我记得很清楚,因为那天是每月一次的“家庭财务日”。结婚八年,我和苏梅的钱一直分开管,她的工资她自己拿着,我的工资负责家里所有开销——房贷、车贷、孩子的学费、物业水电、柴米油盐。每个月月底,她会象征性地问我一句“家里钱够不够”,我每次都说够,她也就不再问了。

周三下午,我在公司开完最后一个项目会,手机震了一下。银行APP推送了一条交易提醒——“您尾号3421的账户转出2500000.00元,余额……”。我以为看错了,揉了揉眼睛,退出APP重新登录了一遍。

还是那个数字。两百五十万,整整齐齐,一个零都不少。

那是我们夫妻联名的公司账户,里面的每一分钱都是我这六年做建材生意攒下来的。为了拿下城东那个新楼盘的瓷砖供应合同,我陪甲方喝了不下五十场酒,喝到胃出血住院三次。有一回冬天零下十几度,为了赶工期我裹着军大衣在工地上盯了整整三天三夜,回去的时候人冻成了冰棍,发了五天高烧差点转成肺炎。这些钱不是天上掉下来的,是我拿命换来的。

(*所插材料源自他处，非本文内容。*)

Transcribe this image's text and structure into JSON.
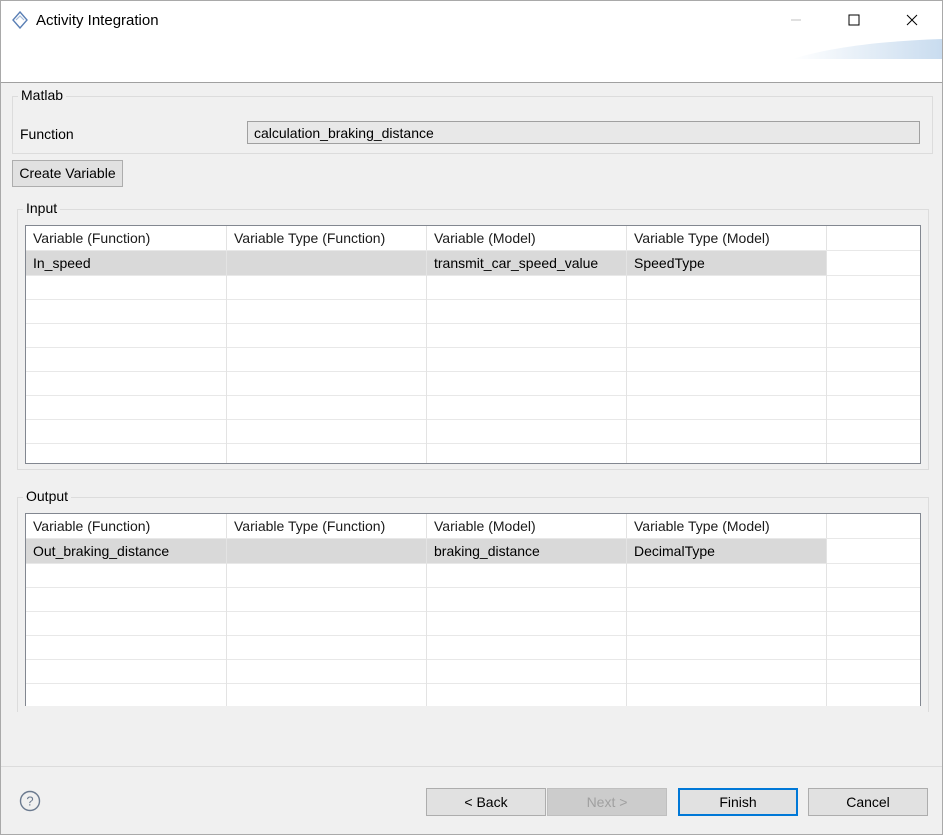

我放下手机,手开始发抖。不是冷的,是气的。我强迫自己深呼吸了三次,然后拨通了苏梅的电话。

响了一声就挂了。再打,关机。

我坐在办公桌前,盯着电脑屏幕上那行转账记录,脑子里像有一锅烧开的糨糊在咕嘟冒泡。两百五十万。这个数字太巧了,巧到让我想起两个月前的一件事。

两个月前,苏梅跟我商量,说想从公司账户上拿二百五十万给她娘家的弟弟买房。她说弟弟在深圳谈了个女朋友,女方家里条件不错,唯一的要求就是男方得有套全款房。她妈打电话来哭了好几次,说小舅子年纪不小了,再不结婚就耽误了。我当时想都没想就拒绝了。我说那钱是公司的流动资金,马上要备货进瓷砖,抽走二百五十万资金链会断。我给她分析了一下午,从现金流到毛利率到周转率,能说的道理全说了。苏梅当时很平静,说了句“知道了,我再想想别的办法”,就没再提这件事。

现在回想起来,她的平静不是理解,是已经有了别的打算。

我打电话给银行的客户经理老周,问这笔转账的去向。老周跟我认识五六年了,语气有些犹豫,说按规定不能透露,但在我的再三追问下,他叹了口气,压低了声音:“转给了一个个人账户,户名叫陆晨。是个男的。”

电话那头安静了足足有十秒钟。老周连喂了好几声,以为我挂了。

我听到了,每一个字都听到了。我只是说不出话来。男人的名字。二百五十万。我老婆背着我,把我们夫妻联名账户里的钱,转给了一个我不认识的男人。

当天晚上我没有回家。我需要时间把事情弄清楚,而在弄清楚之前,我不能面对她。我怕自己一见面就失控,做出什么无法挽回的事来。

我找了个做私家侦探的朋友老马。老马以前是刑警,后来犯了错误被开了,干这行干了十多年,手段门清。我把陆晨的名字和银行账号给了他,他第二天下午就甩给我一个厚厚的信封,里面装着一沓照片、几页银行流水,还有一份开房记录。

我坐在车里,把那沓东西从头到尾翻了一遍。每一页都像是在我心口上插一把刀,翻到最后,我已经感觉不到疼了,只剩下一种冰冷的、深入骨髓的麻木。

陆晨,三十一岁,比苏梅小五岁。开一辆宝马X5,挂的是苏梅的名字。住的房子在城南的高档小区,月租八千,房租也是苏梅在交。开房记录密密麻麻地打了好几页纸——最近的可以追溯到上个月,最远的竟然能追溯到两年前。

两年前。那正是我刚签下第一个大项目、每天忙得脚不沾地的时候。那一年公司业绩翻了三番,我高兴得请全体员工去三亚团建,却不知道自己的妻子已经躺在了别人的床上。

我去找了陆晨。

他住的那个小区安保很严,保安盘问了我半天才放我进去。我站在他家门口,按了门铃。开门的是一个穿着丝质睡袍的男人,头发打理得一丝不苟,脸上还敷着面膜。他眯着眼睛打量了我一眼,用一种慵懒而不耐烦的腔调问:“你找谁?”

“找你。”

我推开门走进去。客厅装修得很精致,沙发是真皮的,茶几上摆着一瓶打开的红酒,是罗曼尼康帝,一瓶就要好几万。落地窗边架着一台天文望远镜,墙角放着一把吉他。这屋子里的每一寸精致,都是用我的血汗钱堆起来的。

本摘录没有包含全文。